My husband is very good to me. I have a gut feeling that my neighbor has a thing for him. I have witnessed them both making goo goo eyes at each other. Then one day last week he stopped by her work and did not tell me. So he claims he seen her standing outside her work and decided to visit. Now I'm the bad guy for getting upset about it. Want even hardly speak to me. Someone please help. I will be leaving for month see my daughter she is having a baby. He will be staying here. I don't to leave with him upset me for bringing these events.


----------



## EleGirl (Dec 3, 2011)

Him being upset is a sign that something is wrong. If his wife has a concern he should do what is necessary to make her feel secure. Is she b married.
_Posted via Mobile Device_


----------



## Cloaked (Sep 15, 2013)

Too many red flags. :-(
_Posted via Mobile Device_


----------



## FizzBomb (Dec 31, 2013)

Always trust your gut! I think based on what information you have supplied in your post that something is definitely not right.


----------



## manticore (Sep 3, 2013)

yeah let's be honest here, is the firts time that I hear that someone go and visits casually his/her neighbor at his/her job, that is only common between couples and close family (kids visiting their parents), if one of my female neighbors suddendly comes a visit me at my job I will be inmediatly thinking that this woman wnat something to happene between us (unless she needs help with something related to my work expertise)


----------



## Caribbean Man (Jun 3, 2012)

Just a chic said:


> My husband is very good to me. I have a gut feeling that my neighbor has a thing for him. I have witnessed them both making goo goo eyes at each other. Then one day last week he stopped by her work and did not tell me. So he claims he seen her standing outside her work and decided to visit. Now I'm the bad guy for getting upset about it. Want even hardly speak to me. Someone please help. I will be leaving for month see my daughter she is having a baby. He will be staying here.
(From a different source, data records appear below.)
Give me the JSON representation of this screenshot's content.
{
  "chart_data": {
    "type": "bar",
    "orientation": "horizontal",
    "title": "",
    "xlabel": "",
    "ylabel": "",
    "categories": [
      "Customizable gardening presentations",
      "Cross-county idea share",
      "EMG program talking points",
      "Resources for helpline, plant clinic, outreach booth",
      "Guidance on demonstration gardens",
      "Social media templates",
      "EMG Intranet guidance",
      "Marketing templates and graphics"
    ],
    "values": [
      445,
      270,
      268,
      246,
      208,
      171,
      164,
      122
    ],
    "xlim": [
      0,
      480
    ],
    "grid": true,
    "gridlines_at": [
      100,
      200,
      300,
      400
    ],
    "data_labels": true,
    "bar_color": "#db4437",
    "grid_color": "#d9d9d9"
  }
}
I don't to leave with him upset me for bringing these events.


He's gas lighting you and he's also very defensive.
That's two red flags.
He visited her job ( why?) and didn't tell you.
They make love eyes at each other.
Two more red flags.

Beside these occurrences , how is your marriage ?
The root of the problem might be somewhere in there, this might be an opportunity to address problems.


----------



## ReidWright (May 15, 2014)

Yeah, sounds like red flags, time to see what’s going on. When is your trip? 

Does the neighbor lady have a husband? You might want to compare notes. Don’t accuse, just ask if your husband has been stopping by or hanging out, etc. 
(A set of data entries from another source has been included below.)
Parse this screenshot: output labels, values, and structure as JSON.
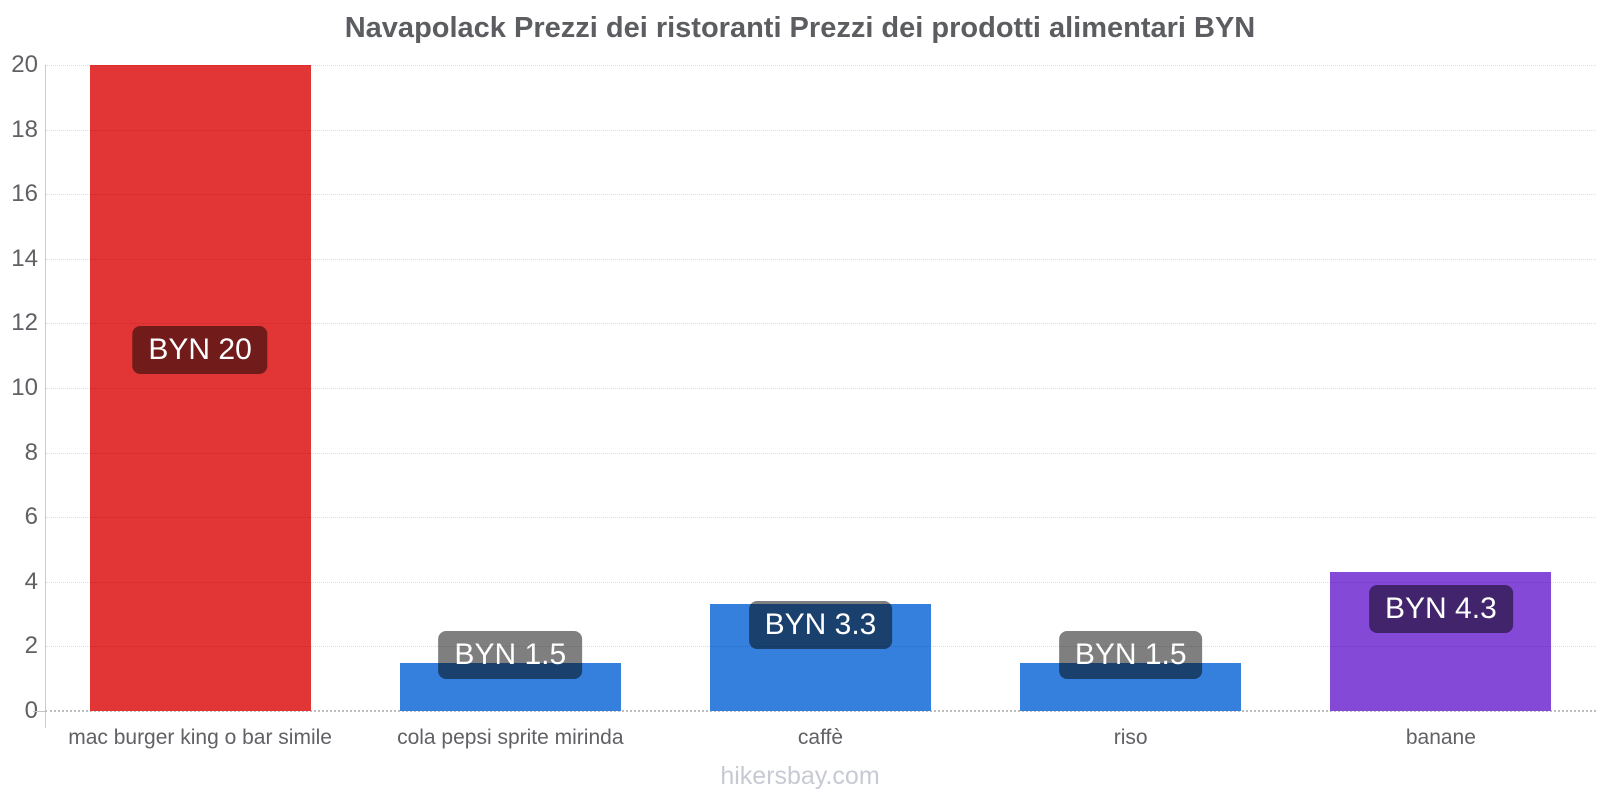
{
  "chart_data": {
    "type": "bar",
    "title": "Navapolack Prezzi dei ristoranti Prezzi dei prodotti alimentari BYN",
    "categories": [
      "mac burger king o bar simile",
      "cola pepsi sprite mirinda",
      "caffè",
      "riso",
      "banane"
    ],
    "values": [
      20,
      1.5,
      3.3,
      1.5,
      4.3
    ],
    "bar_labels": [
      "BYN 20",
      "BYN 1.5",
      "BYN 3.3",
      "BYN 1.5",
      "BYN 4.3"
    ],
    "bar_colors": [
      "#e23636",
      "#3580dd",
      "#3580dd",
      "#3580dd",
      "#8549d8"
    ],
    "currency": "BYN",
    "xlabel": "",
    "ylabel": "",
    "ylim": [
      0,
      20
    ],
    "yticks": [
      0,
      2,
      4,
      6,
      8,
      10,
      12,
      14,
      16,
      18,
      20
    ],
    "grid": "horizontal-dotted",
    "legend_position": "none",
    "value_label_bg": "rgba(0,0,0,0.5)",
    "watermark": "hikersbay.com"
  },
  "colors": {
    "background": "#ffffff",
    "title_text": "#5c5d61",
    "axis_line": "#cccccc",
    "tick_text": "#606165",
    "category_text": "#606165",
    "watermark_text": "#c8cad3"
  }
}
Ask other neighbors to ‘look in’ on your husband while you’re gone. Sometimes the other neighbors see things, but are hesitant to tell the spouse (‘not my business’, ‘oh, she knows’, etc).

Is your husband at home when you’re not there normally? Do your work schedules have some overlap? You might want to stop home early a few times and see if he’s over there.


----------



## C123 (Jun 20, 2012)

Agree with everyone. No one goes and visits a neighbor at work just to say "hi." You know what's going on. Be very careful about your trip. You should insist on him joining you.

Does he have a history of infidelity? Sounds like this is a second marriage for at least you, possibly him. Has he cheated on you before or on a prior wife or GF?


----------



## 6301 (May 11, 2013)

Set up a couple VAR's in the house when you go away and if he's up to no good, you'll have it on tape.


----------



## xakulax (Feb 9, 2014)

your gut feeling is correct your neighbor is eyeing your husband


----------



## EleGirl (Dec 3, 2011)

Just a chic, 

update?

If she has a husband you need to have a talk with her husband. The husband will most likely go a long way to putting an end to this problem.


----------